Well, we are 3 weeks into the school year and Grace has yet to adjust. The first meeting I had with our preschool team was something like this; Teacher, "Hi Miss Grace, Shannon, how was your summer?" Me, "well, honestly, it was the worst summer by far. Grace cried and screamed almost every day, and I am exhasted! I hope her therapy team is ready to get her back on track, because without summer services we are back to where we were 3 months ago. Next summer I expect services, even if I have to drive somewhere". The teacher was surprised that Grace had regressed so much, me, I told them this was going to happen in May. I have two other kids, as well as my daycare kids, a house to keep up, and my vinyl business. I do as much therapy with Grace as I can, but it does not take the place of OT, PT, and speech.

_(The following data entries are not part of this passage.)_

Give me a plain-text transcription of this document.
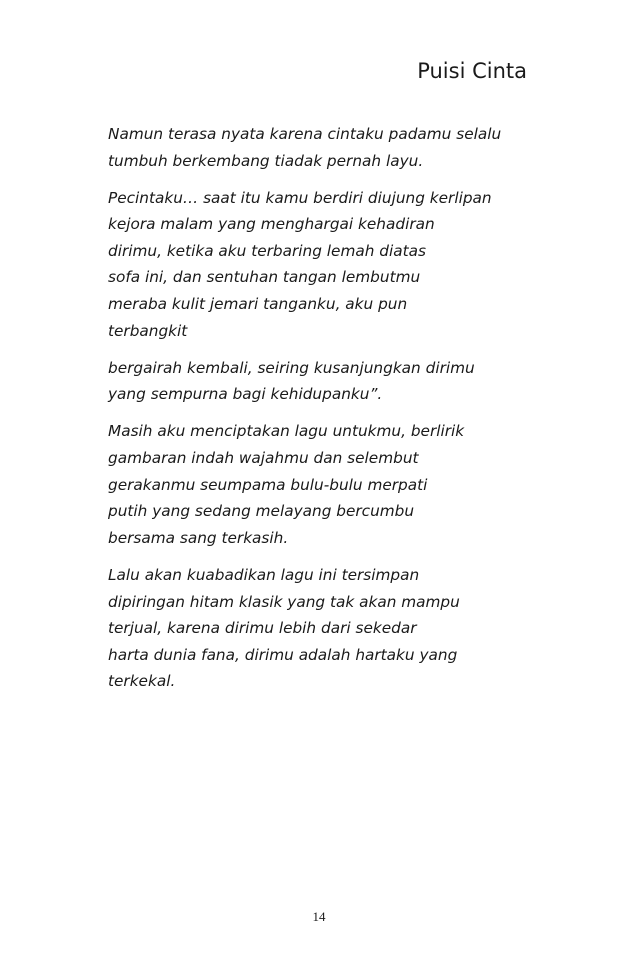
Puisi Cinta

Namun terasa nyata karena cintaku padamu selalu
tumbuh berkembang tiadak pernah layu.

Pecintaku… saat itu kamu berdiri diujung kerlipan
kejora malam yang menghargai kehadiran
dirimu, ketika aku terbaring lemah diatas
sofa ini, dan sentuhan tangan lembutmu
meraba kulit jemari tanganku, aku pun
terbangkit

bergairah kembali, seiring kusanjungkan dirimu
yang sempurna bagi kehidupanku”.

Masih aku menciptakan lagu untukmu, berlirik
gambaran indah wajahmu dan selembut
gerakanmu seumpama bulu-bulu merpati
putih yang sedang melayang bercumbu
bersama sang terkasih.

Lalu akan kuabadikan lagu ini tersimpan
dipiringan hitam klasik yang tak akan mampu
terjual, karena dirimu lebih dari sekedar
harta dunia fana, dirimu adalah hartaku yang
terkekal.

14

I want this to be her year! Her year to progress, her year to shine! I know as a team we will get there...hopefully Grace is on board!

Recharge and Refresh

As I'm sitting here, my house is buzzing with a sound not often heard...it's quiet, almost too quiet. The kids spent the night at their Grandma's house last night, so I could go out with the girls. I came home at 2 AM, slept until 8:30...a true dream for this mom. Do I miss them yet? I'll be honest, and I'll say it, nope, not yet. Maybe in an hour or two, but not yet.
I had the morning to myself, ate breakfast, had my coffee, and read an entire magazine! Oh, and did I mention, I'm going to get my hair cut today too! Not in my kitchen, not at WalMart. A real salon with women in black shirts, and glasses, not cups, of water with lemon. Wow! Life IS good for this mom!
I often have this lingering "mom guilt" surrounding me, but not today. Today is for ME! Moms, all mom's, need a day to recharge and refresh. This makes me a better person, and therefore a better mom.
I have called and checked on the kids, they are fine. Slept in for Grandma, ate breakfast, and are watching Phineas and Ferb.
So, now I will sit in my quiet house...listiening to the glorious sound of nothing.